Early detection is an important part of surviving breast cancer. By discovering breast cancer at an early stage, women are not only more likely to survive, but they are also more likely to receive less invasive and less aggressive treatments. This is of major importance because even though a treatment such as chemotherapy can help kill cancer cells and save lives, it can take quite a toll on a woman’s body and spirit.
Although breast-cancer awareness has risen in past decades and women are well-versed in tests such as mammograms and breast self-exams, there is still some confusion and debate regarding them. Just recently, the US Preventive Services Task Force announced that women don’t need mammograms until the age of 50 and that they need these tests only once every two years. (This is the guideline for women who are at average risk of breast cancer. In other words, they don’t have a BRCA1 or BRCA2 gene or a family history of breast cancer.)
However, the American Cancer Society doesn’t agree with these guidelines. Instead, they advise all women over the age of 40 to receive yearly mammograms. (Again, if you have a family history of breast cancer or a higher risk of the disease, you might need early or more frequent testing. Talk to your doctor to find out more.)
So which recommendation is correct? Well, as a breast-cancer survivor under the age of 50, my cancer would not have been detected early on if my doctor hadn’t ordered me to get my yearly mammogram. Because of this urging, my cancer was caught very early (stage 0) and my life may have been saved as a result. Had I waited until I was 50 years old, the cancer might have spread or grown to such an extent that treatment wouldn’t have been able to save my life.

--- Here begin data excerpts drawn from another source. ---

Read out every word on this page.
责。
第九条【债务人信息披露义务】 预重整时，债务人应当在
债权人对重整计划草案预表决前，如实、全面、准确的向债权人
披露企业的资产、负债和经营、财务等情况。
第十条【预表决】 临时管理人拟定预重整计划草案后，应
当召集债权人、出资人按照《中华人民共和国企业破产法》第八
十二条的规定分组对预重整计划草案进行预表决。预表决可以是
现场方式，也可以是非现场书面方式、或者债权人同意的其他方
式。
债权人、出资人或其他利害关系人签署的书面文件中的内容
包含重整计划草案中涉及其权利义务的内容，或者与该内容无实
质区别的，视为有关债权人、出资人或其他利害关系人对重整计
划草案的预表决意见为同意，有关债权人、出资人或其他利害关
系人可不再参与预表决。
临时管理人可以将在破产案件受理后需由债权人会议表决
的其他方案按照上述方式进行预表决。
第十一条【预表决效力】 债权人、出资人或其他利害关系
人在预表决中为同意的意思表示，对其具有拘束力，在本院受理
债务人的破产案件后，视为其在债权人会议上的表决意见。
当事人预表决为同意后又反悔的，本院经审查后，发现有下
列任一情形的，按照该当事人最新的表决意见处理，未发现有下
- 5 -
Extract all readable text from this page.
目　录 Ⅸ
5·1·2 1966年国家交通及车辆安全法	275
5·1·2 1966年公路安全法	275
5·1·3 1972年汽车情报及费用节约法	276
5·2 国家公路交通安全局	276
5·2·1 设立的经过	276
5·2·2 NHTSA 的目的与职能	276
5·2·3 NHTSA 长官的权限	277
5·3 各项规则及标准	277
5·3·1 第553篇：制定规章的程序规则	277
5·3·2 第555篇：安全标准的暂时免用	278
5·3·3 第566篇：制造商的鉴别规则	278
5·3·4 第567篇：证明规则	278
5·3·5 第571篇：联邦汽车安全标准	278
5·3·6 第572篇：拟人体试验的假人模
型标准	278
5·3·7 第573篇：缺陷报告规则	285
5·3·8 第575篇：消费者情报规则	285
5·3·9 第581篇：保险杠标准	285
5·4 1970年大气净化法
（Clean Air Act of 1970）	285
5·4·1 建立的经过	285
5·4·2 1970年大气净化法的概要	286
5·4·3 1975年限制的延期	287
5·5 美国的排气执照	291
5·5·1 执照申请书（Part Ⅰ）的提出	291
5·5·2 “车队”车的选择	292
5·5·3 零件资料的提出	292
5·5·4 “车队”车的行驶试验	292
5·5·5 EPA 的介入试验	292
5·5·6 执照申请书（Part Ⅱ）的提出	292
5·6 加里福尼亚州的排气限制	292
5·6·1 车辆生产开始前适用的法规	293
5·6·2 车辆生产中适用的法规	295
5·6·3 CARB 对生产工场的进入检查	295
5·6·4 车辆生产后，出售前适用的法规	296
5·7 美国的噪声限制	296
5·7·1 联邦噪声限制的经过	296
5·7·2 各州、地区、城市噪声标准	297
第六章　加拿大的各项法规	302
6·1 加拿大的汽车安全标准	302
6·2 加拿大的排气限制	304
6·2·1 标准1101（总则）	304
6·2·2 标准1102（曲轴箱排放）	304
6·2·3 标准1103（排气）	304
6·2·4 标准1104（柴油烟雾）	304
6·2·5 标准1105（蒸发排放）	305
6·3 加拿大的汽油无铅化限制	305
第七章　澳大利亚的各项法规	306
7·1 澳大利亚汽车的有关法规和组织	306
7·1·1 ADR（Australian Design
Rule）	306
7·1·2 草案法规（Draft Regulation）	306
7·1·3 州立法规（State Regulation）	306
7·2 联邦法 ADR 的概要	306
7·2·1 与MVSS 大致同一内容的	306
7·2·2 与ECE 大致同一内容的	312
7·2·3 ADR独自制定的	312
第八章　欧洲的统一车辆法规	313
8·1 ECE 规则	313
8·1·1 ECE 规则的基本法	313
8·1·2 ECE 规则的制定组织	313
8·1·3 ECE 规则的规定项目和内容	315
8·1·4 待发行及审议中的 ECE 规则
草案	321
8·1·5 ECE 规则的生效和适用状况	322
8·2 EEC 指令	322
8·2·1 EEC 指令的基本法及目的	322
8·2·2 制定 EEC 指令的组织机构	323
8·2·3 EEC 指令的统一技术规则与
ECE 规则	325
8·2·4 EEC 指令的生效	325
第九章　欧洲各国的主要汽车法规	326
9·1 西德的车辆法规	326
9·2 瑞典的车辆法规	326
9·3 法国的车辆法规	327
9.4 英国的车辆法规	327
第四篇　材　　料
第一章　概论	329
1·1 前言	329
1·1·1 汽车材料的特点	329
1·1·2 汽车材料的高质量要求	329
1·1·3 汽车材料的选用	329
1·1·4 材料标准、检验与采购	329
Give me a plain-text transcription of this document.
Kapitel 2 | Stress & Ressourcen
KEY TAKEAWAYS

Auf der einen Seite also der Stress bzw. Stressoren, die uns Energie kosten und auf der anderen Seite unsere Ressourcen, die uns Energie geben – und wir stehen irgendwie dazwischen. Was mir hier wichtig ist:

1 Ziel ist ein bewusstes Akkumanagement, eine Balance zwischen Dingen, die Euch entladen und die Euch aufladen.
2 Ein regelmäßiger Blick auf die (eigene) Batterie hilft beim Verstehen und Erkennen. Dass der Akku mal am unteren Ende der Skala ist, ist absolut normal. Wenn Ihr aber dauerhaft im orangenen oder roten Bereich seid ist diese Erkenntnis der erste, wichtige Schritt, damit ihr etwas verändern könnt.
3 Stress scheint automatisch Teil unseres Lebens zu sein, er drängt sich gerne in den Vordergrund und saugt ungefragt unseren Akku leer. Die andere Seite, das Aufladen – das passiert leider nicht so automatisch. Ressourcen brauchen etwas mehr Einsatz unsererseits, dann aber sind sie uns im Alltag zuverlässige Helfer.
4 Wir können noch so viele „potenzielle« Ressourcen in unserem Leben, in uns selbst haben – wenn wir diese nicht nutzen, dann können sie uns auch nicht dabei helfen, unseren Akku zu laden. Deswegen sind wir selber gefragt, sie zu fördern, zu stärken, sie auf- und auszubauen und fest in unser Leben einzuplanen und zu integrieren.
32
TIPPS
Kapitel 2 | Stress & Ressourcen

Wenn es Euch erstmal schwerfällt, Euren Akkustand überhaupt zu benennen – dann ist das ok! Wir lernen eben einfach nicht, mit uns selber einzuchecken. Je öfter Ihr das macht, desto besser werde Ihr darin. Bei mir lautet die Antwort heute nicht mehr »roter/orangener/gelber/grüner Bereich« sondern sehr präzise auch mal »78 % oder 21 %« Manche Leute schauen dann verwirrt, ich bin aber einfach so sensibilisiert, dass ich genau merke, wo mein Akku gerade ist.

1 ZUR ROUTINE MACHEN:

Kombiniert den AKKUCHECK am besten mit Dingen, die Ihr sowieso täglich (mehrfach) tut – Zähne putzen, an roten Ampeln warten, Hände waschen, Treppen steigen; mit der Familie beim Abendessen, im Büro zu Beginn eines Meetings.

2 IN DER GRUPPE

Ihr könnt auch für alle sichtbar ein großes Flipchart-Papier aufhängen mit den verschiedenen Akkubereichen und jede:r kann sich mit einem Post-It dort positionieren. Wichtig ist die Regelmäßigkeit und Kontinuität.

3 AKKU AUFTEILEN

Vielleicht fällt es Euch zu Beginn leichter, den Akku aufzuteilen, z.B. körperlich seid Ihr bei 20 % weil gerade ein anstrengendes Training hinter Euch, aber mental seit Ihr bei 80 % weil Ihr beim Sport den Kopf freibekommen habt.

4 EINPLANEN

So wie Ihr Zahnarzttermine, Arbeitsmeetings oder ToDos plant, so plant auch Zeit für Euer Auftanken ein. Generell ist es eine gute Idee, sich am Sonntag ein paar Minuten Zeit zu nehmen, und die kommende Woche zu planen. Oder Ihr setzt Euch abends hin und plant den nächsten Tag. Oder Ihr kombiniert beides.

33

With such an experience, it’s easy to understand why I stand behind the American Cancer Society and its guidelines. I hate to think what would have happened if I’d postponed my mammogram or ignored my doctor’s orders. I understand that mammograms can be unpleasant and that even finding time to go to the doctor for the test can be difficult, but women can’t afford to delay this important exam. It really could mean the difference between winning or losing the battle against breast cancer, and I don’t think that’s a risk any woman should take.
So why does the US Preventive Services Task Force tell women they can wait until the age of 50? Partly, they do so to save women from the discomfort and anxiety of the testing and potential false-positive results. (It is rare but it can happen.) And while I agree that unnecessary and invasive tests are not a good idea, mammograms simply don’t fall into that category. They save thousands of lives each year, and the risk involved of getting a false positive is so much less than the risk of having breast cancer without realizing it. My advice? Talk to your doctor, learn your risk factors for breast cancer, and then make a commitment to your own health and wellness. We can beat cancer — as long as we find it early enough.